Functions of the Glomerulus Basement Membrane:

1. Filtration Barrier: 

The glomerular Basement Membrane is a unique extracellular matrix between the glomerular filtration barrier and is responsible for facilitating small solute molecules simultaneously. It also inhibits the flow of plasma macromolecules like albumin, globulin, etc.

2. Restriction of water flow: 

It is considered the leading site for restricting water flow.

3. Support and Stability: 

Beyond being a guard, it provides handy and physiological support to the endothelium layer and the podocytes.

Disorders associated with glomerular basement membrane:

1. GOODPASTURE’S SYNDROME (Anti-GBM): 

It is an immunity-mediated disorder in which the body mistakenly attacks the basement membranes of the kidney’s nephron and the lungs, leading to pulmonary hemorrhage. The specific target site for the antibodies of the body’s immune system is the alpha-3 chain of the type IV collagen.

2. ALPORT’S SYNDROME (Hereditary Nephritis): 

It is a genetic disorder with deprivation in kidney function, presbycusis (loss of hearing), and visual abnormalities.
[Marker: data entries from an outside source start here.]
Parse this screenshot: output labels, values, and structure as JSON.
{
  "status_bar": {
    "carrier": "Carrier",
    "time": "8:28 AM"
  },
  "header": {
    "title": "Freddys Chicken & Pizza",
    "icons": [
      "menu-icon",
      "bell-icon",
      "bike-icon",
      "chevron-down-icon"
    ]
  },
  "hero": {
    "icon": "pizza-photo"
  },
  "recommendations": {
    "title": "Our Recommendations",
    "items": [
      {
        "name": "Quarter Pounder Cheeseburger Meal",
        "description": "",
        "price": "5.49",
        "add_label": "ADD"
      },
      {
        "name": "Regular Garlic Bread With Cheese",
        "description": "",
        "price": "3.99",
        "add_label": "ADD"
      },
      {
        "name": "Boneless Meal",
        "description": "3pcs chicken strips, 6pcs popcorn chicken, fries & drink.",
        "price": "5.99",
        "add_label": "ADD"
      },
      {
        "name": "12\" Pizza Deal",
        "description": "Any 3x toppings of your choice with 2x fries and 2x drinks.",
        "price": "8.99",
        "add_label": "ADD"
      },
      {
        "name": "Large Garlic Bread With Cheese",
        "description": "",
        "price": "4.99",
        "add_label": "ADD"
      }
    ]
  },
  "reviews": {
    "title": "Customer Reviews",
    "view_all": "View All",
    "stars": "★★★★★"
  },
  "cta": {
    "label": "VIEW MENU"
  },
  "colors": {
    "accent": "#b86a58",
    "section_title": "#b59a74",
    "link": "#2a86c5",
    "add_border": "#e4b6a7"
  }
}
Patients with the disease show hematuria, edema, and hypertension. A mutation in the gene encodes type-IV collagen of the basement membrane.

3. THIN BASEMENT MEMBRANE NEPHROPATHY (TBMN): 

It is also known as benign familial hematuria associated with the diffuse thinning of the basement membrane of the glomerulus. The key symptom of the disorder is hematuria along with proteinuria. There is a mutation in the type IV collagen alpha 4 gene.

4. DIABETIC NEPHROPATHY: 

The thickening of the basement membrane of the glomerulus characterizes it. The extracellular matrix surrounded by mesangial cells starts expanding, and loss of glomerular permeability results in microalbuminuria. It is produced as a consequence of increased synthesis of type IV collagen following hyperglycemia-induced alteration of the pattern of podocyte–integrin expression, decreased expression of matrix metalloproteinases (MMP-2 and 3), and increased expression of tissue inhibitor of metalloproteinase (TIMP).

Conclusion:

The study of the Basement Membrane Glomerulus, along with its anatomical concerns and cellular formation, is crucial for understanding the process of filtration that occurs in the Glomerulus and subsequently in the whole urine formation method.

Scientists are on a quest to better understand the glomerulus basement membrane. They’re learning how it works and how to keep it healthy. This will lead to better treatments for kidney troubles and keep us all feeling our best.

In a nutshell, the glomerulus basement membrane is a vital guardian of your kidneys. It’s a humble hero that deserves attention for keeping you healthy.